Four days into the madness, the 2025 NCAA Division One Men’s Basketball Championship has been characterized by higher seed dominance, blowout results, and an atypical lack of shocks. The highest seeds to win a game were #12s McNeese and Colorado State, and the highest seed remaining in the tournament is #10 New Mexico. In comparison, the last 4 tournaments have seen wins from 13, 14, 15, and even 16 seeds, as well as multiple 11 seeds reaching the Final Four.
However, the results have been as impossible to correct as always, with zero perfects remaining in official competitions serving as a reminder that anything can happen in March. Arkansas’s upset of St. Johns was the biggest upset by seeding of the first two rounds, and Derik Queen’s buzzer beater for Maryland against Colorado State was a last second boon – or curse – depending on your pick to win.

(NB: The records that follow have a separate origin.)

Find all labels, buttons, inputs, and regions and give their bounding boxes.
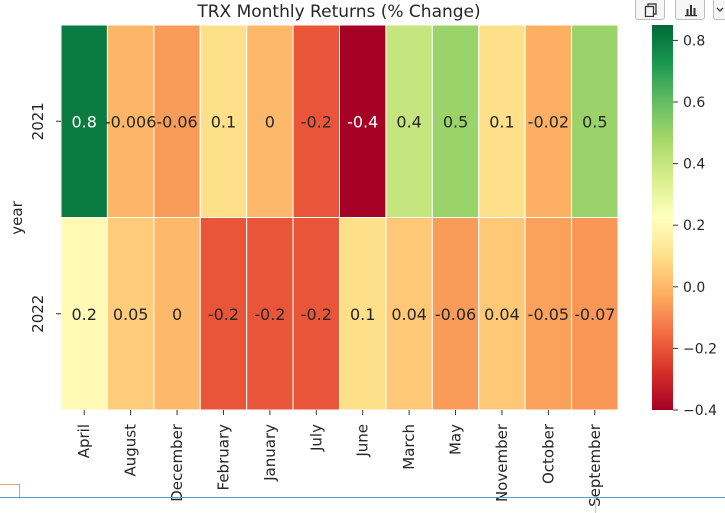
x-tick-label: August [122,424,140,477]
x-tick-label: March [400,424,418,470]
x-tick-label: December [168,423,186,502]
x-tick-label: May [447,424,465,455]
cell-label: -0.02 [528,112,569,131]
heatmap-cell-2022-may [431,217,480,411]
chart-title: TRX Monthly Returns (% Change) [196,2,480,22]
heatmap-cell-2021-november [478,24,526,218]
y-tick-labels: 2021 2022 [29,102,61,333]
y-tick-label: 2022 [29,295,47,333]
heatmap-cell-2021-march [385,24,433,218]
heatmap-cell-2022-july [292,217,341,411]
heatmap-cell-2022-june [339,217,387,411]
copy-icon [644,3,657,17]
heatmap-cell-2022-january [246,217,294,411]
cell-label: 0.4 [396,112,421,131]
heatmap-cell-2022-march [385,217,433,411]
heatmap-cell-2021-april [60,24,108,218]
y-tick-label: 2021 [29,102,47,140]
cell-label: 0.8 [71,112,96,131]
cell-label: 0.5 [582,112,607,131]
heatmap-cell-2021-august [106,24,155,218]
cell-label: 0.1 [350,305,375,324]
x-tick-label: September [586,423,604,507]
panel-tab[interactable] [0,484,20,497]
cell-label: 0.04 [391,305,427,324]
cell-label: -0.06 [435,305,476,324]
cell-label: 0.1 [489,112,514,131]
colorbar-tick-label: 0.0 [683,280,705,296]
heatmap-cell-2022-october [524,217,573,411]
heatmap-cell-2022-september [571,217,619,411]
heatmap-cells [60,24,619,411]
cell-label: 0.05 [113,305,149,324]
cell-labels: 0.8 -0.006 -0.06 0.1 0 -0.2 -0.4 0.4 0.5 0.1 -0.02… [71,112,615,324]
colorbar-tick-label: −0.2 [683,341,717,357]
cell-label: -0.2 [301,112,332,131]
bar-chart-icon [685,5,697,17]
y-axis-label: year [8,200,26,234]
cell-label: -0.2 [254,305,285,324]
x-tick-label: November [493,423,511,502]
panel-divider [0,497,725,498]
more-button[interactable] [713,0,725,20]
heatmap-cell-2021-february [199,24,248,218]
x-tick-label: July [307,424,325,452]
cell-label: -0.06 [156,112,197,131]
x-tick-label: February [214,424,232,491]
heatmap-cell-2021-july [292,24,341,218]
heatmap-cell-2022-november [478,217,526,411]
x-tick-label: April [75,424,93,458]
x-tick-label: October [539,423,557,484]
cell-label: -0.05 [528,305,569,324]
colorbar-gradient [652,25,673,410]
colorbar-tick-label: 0.4 [683,157,705,173]
heatmap-cell-2022-april [60,217,108,411]
heatmap-cell-2022-august [106,217,155,411]
heatmap-cell-2021-january [246,24,294,218]
cell-label: 0.1 [211,112,236,131]
cell-label: 0.5 [443,112,468,131]
colorbar-tick-label: 0.2 [683,218,705,234]
cell-label: 0.2 [71,305,96,324]
heatmap-cell-2022-february [199,217,248,411]
cell-label: -0.006 [105,112,157,131]
cell-label: -0.07 [574,305,615,324]
colorbar-tick-label: 0.8 [683,33,705,49]
x-tick-labels: April August December February January July Ju… [75,410,604,507]
cell-label: 0.04 [484,305,520,324]
cell-label: 0 [265,112,275,131]
chevron-down-icon [716,7,724,12]
x-tick-label: June [354,424,372,458]
x-tick-label: January [261,424,279,482]
colorbar-tick-label: 0.6 [683,95,705,111]
colorbar-tick-label: −0.4 [683,403,717,419]
bar-chart-button[interactable] [675,0,705,20]
heatmap-cell-2021-december [153,24,201,218]
copy-button[interactable] [635,0,665,20]
cell-label: -0.4 [347,112,378,131]
panel-tab-secondary[interactable] [595,498,725,513]
heatmap-cell-2021-september [571,24,619,218]
cell-label: -0.2 [301,305,332,324]
cell-label: 0 [172,305,182,324]
colorbar: 0.8 0.6 0.4 0.2 0.0 −0.2 −0.4 [652,25,717,419]
cell-label: -0.2 [208,305,239,324]
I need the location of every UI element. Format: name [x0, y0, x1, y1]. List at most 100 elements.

There is still hope for many of those who competed in The Page’s Bracket Challenge, as all but one bracket contain a national champion pick who is still in the field. Three competitors – Hannah Adams, Kelsie Manugo, and Barrett White – are tied for first with 47 points, having picked most of the games correctly so far. Mason Olds and Brian Lewis are third and fourth with 46 and 43 points, respectively.
The upset of St. Johns was one of the most impactful to brackets, with bracket challenge entrants having them reaching as far as the national championship game. Such an upset for Duke, however, could knock out the numerous brackets which had them picked to win it all. The Blue Devils were the most popular choice for champion in The Page contest, followed by Florida and Auburn.

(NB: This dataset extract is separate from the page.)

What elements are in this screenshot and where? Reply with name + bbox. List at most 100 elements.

With the first and second rounds completed, a quarter of the original 64 will play in the Sweet Sixteen, starting on March 27. #1 Seeds Auburn, Florida, Duke, and Houston survived to this point, though Florida had a tight battle against the two-time defending champion Uconn Huskies.

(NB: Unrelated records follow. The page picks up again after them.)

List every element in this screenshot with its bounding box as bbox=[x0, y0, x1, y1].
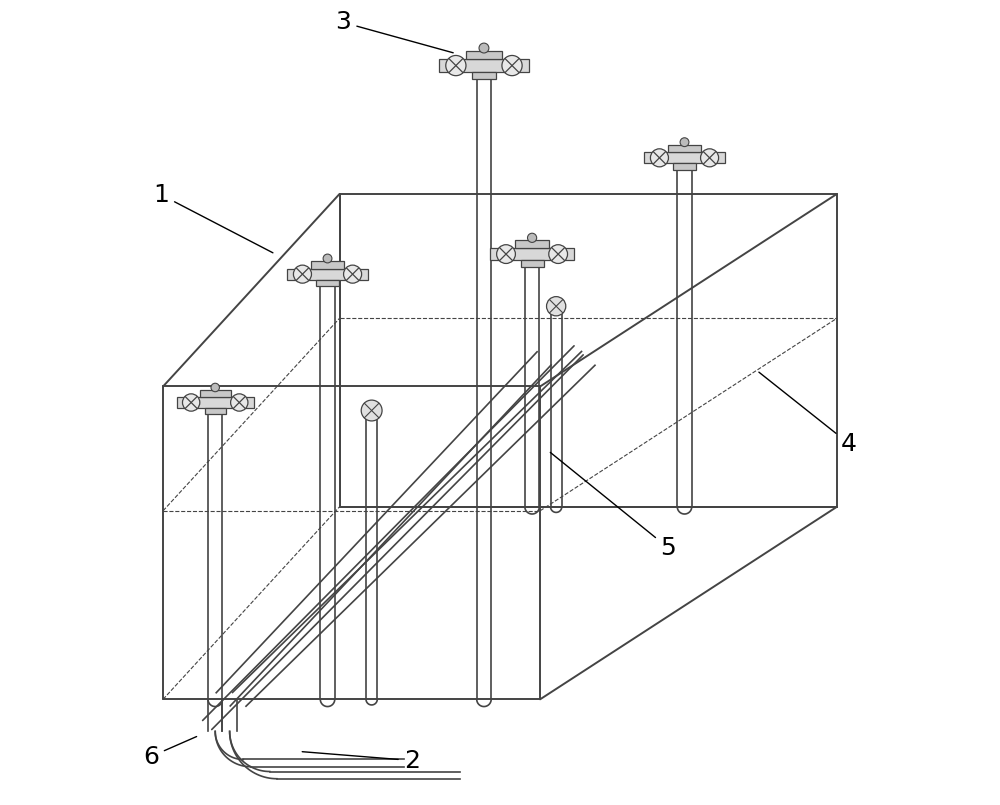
Circle shape bbox=[497, 245, 515, 263]
Bar bbox=[311, 261, 344, 269]
Circle shape bbox=[361, 400, 382, 421]
Bar bbox=[644, 152, 725, 163]
Text: 1: 1 bbox=[153, 183, 273, 253]
Bar bbox=[200, 390, 231, 397]
Circle shape bbox=[547, 296, 566, 316]
Circle shape bbox=[211, 383, 219, 392]
Bar bbox=[205, 408, 226, 414]
Bar bbox=[515, 241, 549, 248]
Circle shape bbox=[344, 265, 362, 283]
Circle shape bbox=[528, 233, 537, 242]
Bar bbox=[466, 51, 502, 60]
Bar bbox=[472, 72, 496, 79]
Bar bbox=[490, 248, 574, 260]
Circle shape bbox=[479, 43, 489, 53]
Text: 6: 6 bbox=[143, 737, 197, 769]
Text: 2: 2 bbox=[302, 749, 420, 773]
Bar bbox=[521, 260, 544, 266]
Circle shape bbox=[446, 56, 466, 76]
Circle shape bbox=[182, 394, 200, 411]
Bar bbox=[668, 145, 701, 152]
Text: 5: 5 bbox=[550, 452, 676, 560]
Circle shape bbox=[293, 265, 311, 283]
Bar bbox=[287, 269, 368, 280]
Bar bbox=[439, 60, 529, 72]
Circle shape bbox=[323, 254, 332, 263]
Text: 3: 3 bbox=[336, 10, 453, 53]
Circle shape bbox=[549, 245, 568, 263]
Text: 4: 4 bbox=[759, 372, 857, 456]
Circle shape bbox=[502, 56, 522, 76]
Circle shape bbox=[680, 138, 689, 147]
Bar bbox=[177, 397, 254, 408]
Bar bbox=[673, 163, 696, 170]
Circle shape bbox=[701, 149, 719, 167]
Bar bbox=[316, 280, 339, 287]
Circle shape bbox=[650, 149, 668, 167]
Circle shape bbox=[231, 394, 248, 411]
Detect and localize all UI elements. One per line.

The Elite Eight will follow the Sweet Sixteen, and precede the Final Four. The tournament is set to wrap up on April 7 at the Alamodome in San Antonio, Texas.
Leaderboard
1. Hannah Adams – 47
1. Kelsie Manugo – 47
1. Barrett White – 47
4. Mason Olds – 46
5. Brian Lewis- 43
Challenge Rules
Brackets will be scored under the traditional 1-2-4-8-16-32 format, where points won for each individual game increases across the tournament and the number of teams in a round multiplied by the number of points per correct pick always equals 64. Therefore, picking the champion and Final Four teams correctly is usually going to constitute a highly successful bracket. The maximum number of points that could be won is 192 in this system, but that would require a correct pick for every single game, and no recorded March Madness bracket has ever been perfect. In fact, the NCAA puts the odds of a relatively-researched bracket being perfect at one in 120.2 Billion.
Should a tie occur between first place competitors in either of the pools, the tiebreaker will fall to the entry with the correct national champion pick. Further tiebreakers, if needed, will be the most correct teams in the championship game, Final Four, Elite Eight, and Sweet Sixteen.